Le brouillard avale la Carrière. J’avance à pas feutrés, Mira juste derrière, silencieuse, prête à bondir. Le vent porte des relents de métal rouillé et de chair pourrie. Odeur de mort. Ombres mouvantes entre les poutres. Hauts-Froids, ce vieux complexe abandonné, tient ses secrets.

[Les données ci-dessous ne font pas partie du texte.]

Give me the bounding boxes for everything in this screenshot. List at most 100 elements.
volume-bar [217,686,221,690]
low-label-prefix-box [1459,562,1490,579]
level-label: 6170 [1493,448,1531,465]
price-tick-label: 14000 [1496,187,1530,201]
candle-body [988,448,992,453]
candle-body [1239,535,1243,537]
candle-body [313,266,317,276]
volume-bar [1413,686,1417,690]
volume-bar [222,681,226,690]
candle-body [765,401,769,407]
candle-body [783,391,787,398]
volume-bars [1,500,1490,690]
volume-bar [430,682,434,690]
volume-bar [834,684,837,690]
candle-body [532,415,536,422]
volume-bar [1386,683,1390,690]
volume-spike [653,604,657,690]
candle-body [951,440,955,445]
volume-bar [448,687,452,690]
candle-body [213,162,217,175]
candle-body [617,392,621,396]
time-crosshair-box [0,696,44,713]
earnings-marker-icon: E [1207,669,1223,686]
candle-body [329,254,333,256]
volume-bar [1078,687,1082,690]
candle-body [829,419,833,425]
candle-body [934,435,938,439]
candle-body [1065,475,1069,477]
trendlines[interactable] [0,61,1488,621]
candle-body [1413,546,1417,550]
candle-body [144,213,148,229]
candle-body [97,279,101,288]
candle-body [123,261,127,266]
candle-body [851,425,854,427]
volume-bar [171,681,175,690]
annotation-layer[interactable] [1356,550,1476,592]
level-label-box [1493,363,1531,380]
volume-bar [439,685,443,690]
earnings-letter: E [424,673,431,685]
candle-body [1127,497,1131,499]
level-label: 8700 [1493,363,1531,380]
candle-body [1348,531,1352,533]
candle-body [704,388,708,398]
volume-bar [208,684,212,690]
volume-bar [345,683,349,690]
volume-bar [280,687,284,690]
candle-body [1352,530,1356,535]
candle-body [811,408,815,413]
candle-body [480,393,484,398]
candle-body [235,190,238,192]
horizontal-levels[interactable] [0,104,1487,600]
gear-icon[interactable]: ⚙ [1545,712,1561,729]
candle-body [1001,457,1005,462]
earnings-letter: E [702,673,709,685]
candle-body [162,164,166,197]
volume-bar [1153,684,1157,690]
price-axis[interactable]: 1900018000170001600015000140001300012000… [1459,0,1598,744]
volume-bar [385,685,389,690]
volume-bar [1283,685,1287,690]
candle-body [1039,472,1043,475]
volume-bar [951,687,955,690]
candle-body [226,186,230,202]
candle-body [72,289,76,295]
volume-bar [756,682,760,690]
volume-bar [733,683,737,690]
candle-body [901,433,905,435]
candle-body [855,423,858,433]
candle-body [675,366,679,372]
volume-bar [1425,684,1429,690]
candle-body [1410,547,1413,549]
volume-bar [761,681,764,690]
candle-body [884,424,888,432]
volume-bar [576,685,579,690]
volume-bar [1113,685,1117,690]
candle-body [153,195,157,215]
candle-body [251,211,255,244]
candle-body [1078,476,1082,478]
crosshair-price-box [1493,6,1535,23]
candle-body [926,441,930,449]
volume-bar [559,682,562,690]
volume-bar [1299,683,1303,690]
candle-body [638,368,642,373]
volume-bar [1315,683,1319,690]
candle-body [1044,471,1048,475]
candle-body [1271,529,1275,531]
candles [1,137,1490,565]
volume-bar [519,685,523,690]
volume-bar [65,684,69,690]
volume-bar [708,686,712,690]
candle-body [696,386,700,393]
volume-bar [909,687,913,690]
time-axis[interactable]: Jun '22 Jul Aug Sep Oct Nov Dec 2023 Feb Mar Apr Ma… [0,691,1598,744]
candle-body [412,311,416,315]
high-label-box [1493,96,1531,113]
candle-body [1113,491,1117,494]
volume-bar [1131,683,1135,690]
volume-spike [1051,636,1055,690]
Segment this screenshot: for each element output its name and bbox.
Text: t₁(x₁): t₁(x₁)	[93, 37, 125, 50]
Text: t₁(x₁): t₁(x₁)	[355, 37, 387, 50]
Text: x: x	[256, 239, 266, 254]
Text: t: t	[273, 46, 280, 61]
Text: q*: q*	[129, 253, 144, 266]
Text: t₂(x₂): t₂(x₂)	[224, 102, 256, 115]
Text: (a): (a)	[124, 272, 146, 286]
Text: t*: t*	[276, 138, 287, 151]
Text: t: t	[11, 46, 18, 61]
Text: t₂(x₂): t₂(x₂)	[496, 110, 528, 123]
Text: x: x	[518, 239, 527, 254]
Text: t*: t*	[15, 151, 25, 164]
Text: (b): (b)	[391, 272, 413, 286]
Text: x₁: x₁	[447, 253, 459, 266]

Traces fraîches au sol. Pas d’animaux, pas de rôdeurs. Humains, ça sent le passage récent. Je marque les points sur le carnet — un conduit effondré, passage obligé. Piège à mâchoires posé en embuscade, recouvert de débris. Si quelqu’un y met le pied, il sera bloqué net.
Mira fait signe. J’entends un craquement derrière un mur. Rôdeurs ? Non. Voix étouffées, colère contenue. On contourne. Reste vigilant. La lumière déclinante joue des tours, j’ai raté un fil de fer tranchant sur le côté. La lame effleure ma veste — alerte.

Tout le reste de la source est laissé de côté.